MR. LENGERICH: If the survey is still an option on the table I wanted to make a suggestion for it related to the previous comments and that is could there be a place on it also for us members to make suggestions as to how to deal with it? For instance the X-12 committee or the executive subcommittee or a subcommittee could take it on, that there could be a place for a note to be made there.

MS. GREENBERG: The more input the better.

MR. LENGERICH: And then I guess the survey’s going back to the Quality Workgroup and that would give them some additional information, some specific contacts in process to begin working it through.

DR. LUMPKIN: Simon.

DR. COHN: I just want to say I like your idea, John. I like his idea of getting it as a survey.

MS. GREENBERG: As a process the workgroup could kind of come up with the survey and then maybe it could be shared with the executive subcommittee just by email so --

DR. STEINWACHS: Marjorie, do we need OMB approval?

MS. GREENBERG: I thought about that but I don’t think if you survey yourselves --

MR. HUNGATE: Use the executive subcommittee as a pilot.

MS. GREENBERG: That’s another way of looking at it, yeah.

DR. LUMPKIN: Actually this is not a survey, this is a communication between the members. Keep those OMB folks at bay.

MS. GREENBERG: Actually there are no burden limitations on federal employees, we can be as burdened as anyone, when you’re functioning as committee members you’re special government employees.

DR. LUMPKIN: Okay, we’ve got a plan, we’re assuming that by everybody agreeing to this plan that you also agree to turn around this communication fairly quickly.

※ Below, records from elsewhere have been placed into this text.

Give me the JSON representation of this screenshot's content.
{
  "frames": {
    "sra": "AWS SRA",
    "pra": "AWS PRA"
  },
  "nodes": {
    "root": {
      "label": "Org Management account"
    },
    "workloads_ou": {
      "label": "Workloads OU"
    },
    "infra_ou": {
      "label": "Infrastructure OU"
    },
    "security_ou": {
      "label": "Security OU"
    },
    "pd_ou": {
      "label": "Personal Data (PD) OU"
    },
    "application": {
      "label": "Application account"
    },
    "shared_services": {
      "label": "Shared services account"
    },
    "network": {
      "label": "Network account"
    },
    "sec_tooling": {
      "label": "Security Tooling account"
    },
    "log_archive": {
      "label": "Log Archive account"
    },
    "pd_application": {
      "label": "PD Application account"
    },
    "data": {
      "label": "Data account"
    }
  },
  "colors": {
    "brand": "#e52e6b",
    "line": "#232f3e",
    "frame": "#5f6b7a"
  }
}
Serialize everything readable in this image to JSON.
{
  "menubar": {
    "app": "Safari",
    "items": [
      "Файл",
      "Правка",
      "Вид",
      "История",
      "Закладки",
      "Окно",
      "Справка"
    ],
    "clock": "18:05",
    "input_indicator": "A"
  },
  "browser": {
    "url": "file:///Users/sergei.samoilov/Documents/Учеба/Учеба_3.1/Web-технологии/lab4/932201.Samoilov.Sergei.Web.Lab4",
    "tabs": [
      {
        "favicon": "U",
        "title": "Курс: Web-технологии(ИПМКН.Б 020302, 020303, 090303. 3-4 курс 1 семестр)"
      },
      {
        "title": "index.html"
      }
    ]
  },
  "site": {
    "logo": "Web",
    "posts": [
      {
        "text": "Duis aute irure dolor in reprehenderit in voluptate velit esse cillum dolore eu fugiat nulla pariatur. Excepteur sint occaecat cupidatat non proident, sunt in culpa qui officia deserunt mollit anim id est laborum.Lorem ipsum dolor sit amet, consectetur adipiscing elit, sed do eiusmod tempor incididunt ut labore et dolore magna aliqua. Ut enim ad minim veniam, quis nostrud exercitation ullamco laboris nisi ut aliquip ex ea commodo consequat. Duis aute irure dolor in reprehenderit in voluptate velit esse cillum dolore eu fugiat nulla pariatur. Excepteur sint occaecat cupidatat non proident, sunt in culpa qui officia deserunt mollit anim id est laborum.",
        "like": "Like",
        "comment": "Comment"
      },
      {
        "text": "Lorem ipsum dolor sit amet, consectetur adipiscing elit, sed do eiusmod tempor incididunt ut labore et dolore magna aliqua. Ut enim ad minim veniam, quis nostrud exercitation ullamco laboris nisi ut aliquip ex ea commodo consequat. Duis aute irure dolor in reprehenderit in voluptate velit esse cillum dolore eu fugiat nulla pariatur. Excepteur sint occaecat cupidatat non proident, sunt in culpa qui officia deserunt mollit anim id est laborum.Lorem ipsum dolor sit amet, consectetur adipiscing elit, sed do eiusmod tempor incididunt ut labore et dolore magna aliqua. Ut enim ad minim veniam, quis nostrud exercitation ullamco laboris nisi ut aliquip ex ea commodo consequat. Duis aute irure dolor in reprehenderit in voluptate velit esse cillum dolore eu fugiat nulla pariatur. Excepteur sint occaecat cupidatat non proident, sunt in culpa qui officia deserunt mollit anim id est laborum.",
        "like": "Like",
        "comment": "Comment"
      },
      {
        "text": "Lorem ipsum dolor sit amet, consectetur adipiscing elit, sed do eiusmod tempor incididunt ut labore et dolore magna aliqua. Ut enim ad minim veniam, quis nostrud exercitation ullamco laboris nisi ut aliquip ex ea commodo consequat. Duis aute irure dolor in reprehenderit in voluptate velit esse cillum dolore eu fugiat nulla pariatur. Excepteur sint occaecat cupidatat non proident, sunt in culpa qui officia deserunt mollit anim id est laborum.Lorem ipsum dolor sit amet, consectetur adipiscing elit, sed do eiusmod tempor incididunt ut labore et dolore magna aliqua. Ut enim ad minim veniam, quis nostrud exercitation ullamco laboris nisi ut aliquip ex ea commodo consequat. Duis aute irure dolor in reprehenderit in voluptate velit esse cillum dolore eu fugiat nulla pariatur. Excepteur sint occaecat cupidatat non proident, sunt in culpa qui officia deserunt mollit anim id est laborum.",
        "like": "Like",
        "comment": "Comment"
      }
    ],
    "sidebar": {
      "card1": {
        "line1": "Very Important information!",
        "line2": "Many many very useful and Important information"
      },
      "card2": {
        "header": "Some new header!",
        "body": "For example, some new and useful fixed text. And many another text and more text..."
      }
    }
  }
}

MS. GREENBERG: The goal would be to get feedback to the workgroup by the November meeting?

MR. HUNGATE: It will have to be sooner then that, we want any more input for the November meeting we’ve got to have something to work on --

DR. LUMPKIN: Now when’s the executive committee retreat?

MS. GREENBERG: The executive committee is meeting November 21st. The full committee is meeting November 4th and 5th, or 5th and 6th --

DR. LUMPKIN: I think I would like to have the results back soon enough to help structure the November agenda. Because otherwise we’ll lose a whole meeting in moving this forward.

MR. HUNGATE: I would appreciate that.

MS. GREENBERG: So it probably should go out in a week with two weeks to respond or something like that.

DR. LUMPKIN: How about a week to respond?

MR. HUNGATE: I think I need to add into this communication a request for thought on what is the purpose of the report, I sense a lot of uncertainty on that and maybe that will come out of the survey, maybe it will be clearer from the survey, but I’m not certain.

MS. GREENBERG: Maybe the workgroup could articulate what you see as the purpose and then have reactions to that.

DR. LUMPKIN: Correct. Okay, we have gone over the schedule but I think this has been a very useful discussion to get this moving. Let me just say that there are a couple of changes to the agenda, which will get us back in shape. The first is that the NHII Workgroup wanted to actually revise the letter before we do any more discussion on it in the full committee, so we don’t need to do that. We are going to now break into the two workgroups and remember that if you’re going to dinner you have to be there between 6:30 or 6:45 or if you don’t make it there by 6:45 you could end up with your seat out in the rain. Now for Simon that would be a new experience but most of you might not like that. So we will reconvene, I just have to apologize, I will not be here tomorrow, Simon has agreed to chair in my stead, the Board of my new job, the Board of Directors of the Foundation is meeting tomorrow. They pay my paycheck because I can’t accept federal funds so I will be there in Arkansas tomorrow.

[Whereupon the meeting was recessed at 5:25 p.m. to reconvene the following day, Wednesday, September 24, 2003.]